Burkina Faso : les rivalités internes qui minent la junte militaire du capitaine traoré

Burkina Faso : les rivalités internes qui minent la junte militaire du capitaine traoré

À Ouagadougou, derrière les discours de fermeté du capitaine Ibrahim Traoré se cache une réalité bien plus complexe : une lutte de pouvoir discrète mais féroce déchire les hautes sphères de l’armée et du gouvernement de transition. Son avertissement cinglant, « Si quelqu’un merde, je vais te mater sans état d’âme », révèle l’ampleur des tensions qui rongent l’appareil militaire burkinabè.

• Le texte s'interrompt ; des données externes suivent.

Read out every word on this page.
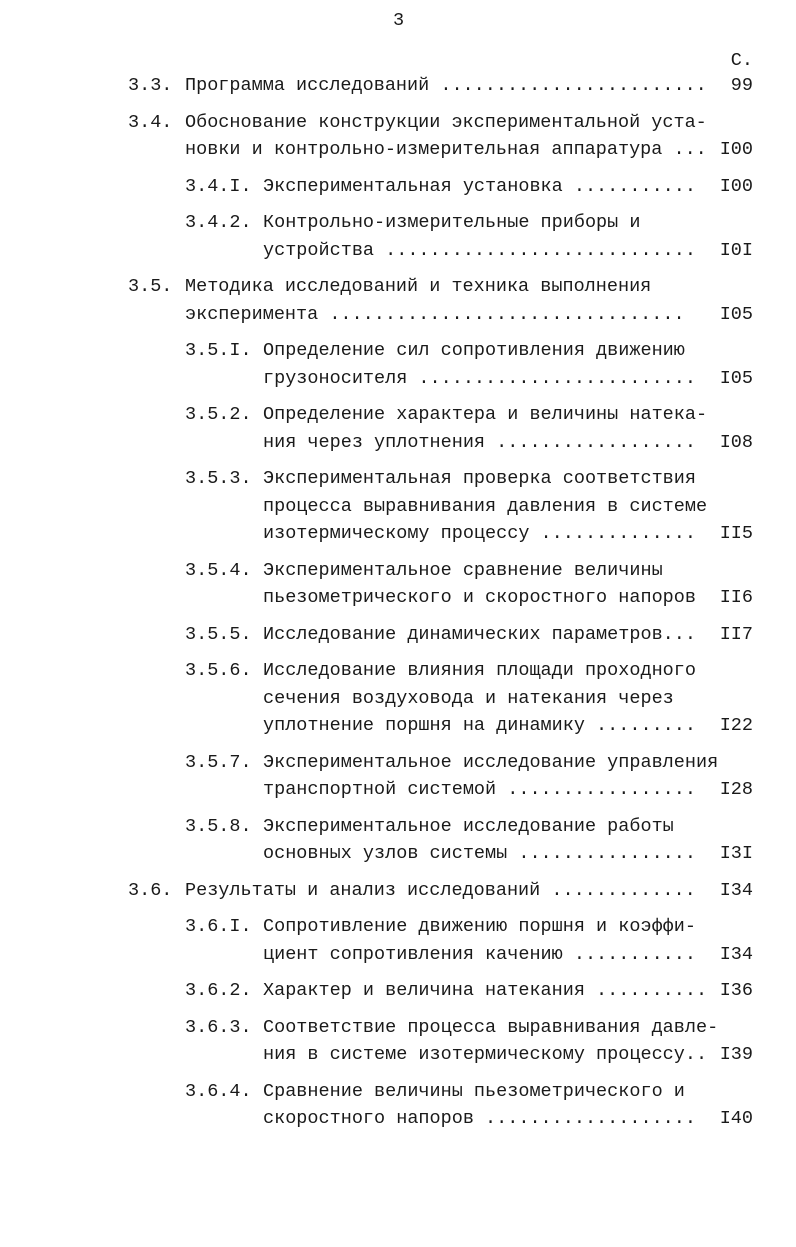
3
С.
3.3. Программа исследований ........................ 99
3.4. Обоснование конструкции экспериментальной уста-
новки и контрольно-измерительная аппаратура ... I00
3.4.I. Экспериментальная установка ........... I00
3.4.2. Контрольно-измерительные приборы и
устройства ............................ I0I
3.5. Методика исследований и техника выполнения
эксперимента ................................ I05
3.5.I. Определение сил сопротивления движению
грузоносителя ......................... I05
3.5.2. Определение характера и величины натека-
ния через уплотнения .................. I08
3.5.3. Экспериментальная проверка соответствия
процесса выравнивания давления в системе
изотермическому процессу .............. II5
3.5.4. Экспериментальное сравнение величины
пьезометрического и скоростного напоров II6
3.5.5. Исследование динамических параметров... II7
3.5.6. Исследование влияния площади проходного
сечения воздуховода и натекания через
уплотнение поршня на динамику ......... I22
3.5.7. Экспериментальное исследование управления
транспортной системой ................. I28
3.5.8. Экспериментальное исследование работы
основных узлов системы ................ I3I
3.6. Результаты и анализ исследований ............. I34
3.6.I. Сопротивление движению поршня и коэффи-
циент сопротивления качению ........... I34
3.6.2. Характер и величина натекания .......... I36
3.6.3. Соответствие процесса выравнивания давле-
ния в системе изотермическому процессу.. I39
3.6.4. Сравнение величины пьезометрического и
скоростного напоров ................... I40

Des fractures béantes au sein des forces armées

Depuis le renversement du pouvoir en septembre 2022, la cohésion des forces de défense et de sécurité reste un casse-tête pour les autorités. Les dissensions internes s’articulent autour de deux enjeux majeurs : l’organisation des opérations antiterroristes et la répartition des postes clés au sein des états-majors. L’incapacité persistante à endiguer la progression des groupes armés exacerbe les frustrations, transformant les rivalités en un poison lent pour la chaîne de commandement.

Ces clivages se manifestent par une défiance généralisée entre les unités opérationnelles et les officiers supérieurs, certains remettant en cause les orientations stratégiques ou la légitimité même du pouvoir transitoire. Les rumeurs de dissentiment se multiplient, alimentant un climat de suspicion difficile à ignorer.

Une paranoïa sécuritaire qui étouffe les dissidences

Face à cette instabilité larvée, les services de renseignement affiliés à la présidence ont durci leur surveillance des militaires jugés peu fiables ou critiques. Plusieurs arrestations et évictions d’officiers et de sous-officiers ont été recensées ces derniers mois, illustrant une volonté sans équivoque d’écraser toute velléité de rébellion avant qu’elle ne s’enracine.

Cette stratégie de contrôle systématique pousse les cadres à afficher une loyauté ostentatoire, tout en alimentant des débats informels dans les casernes sur l’avenir incertain de la transition. Le capitaine Traoré, conscient du danger que représentent ces divisions, mise sur une rhétorique implacable pour dissuader toute contestation : « Un seul faux pas, et je brise net », martèle-t-il.

L’unité comme bouclier face aux menaces extérieures

Pour le chef de la junte, maintenir une façade d’unité est devenu un impératif stratégique. Dans un contexte où chaque fissure au sommet du pouvoir peut être exploitée par des adversaires politiques ou des acteurs étrangers, la direction du régime s’emploie à resserrer les rangs, quitte à recourir à une fermeté affichée pour étouffer les velléités d’opposition. Pourtant, derrière cette fermeté apparente, les tensions internes continuent de gronder, menaçant de fragiliser encore davantage un pays en proie à une insécurité endémique.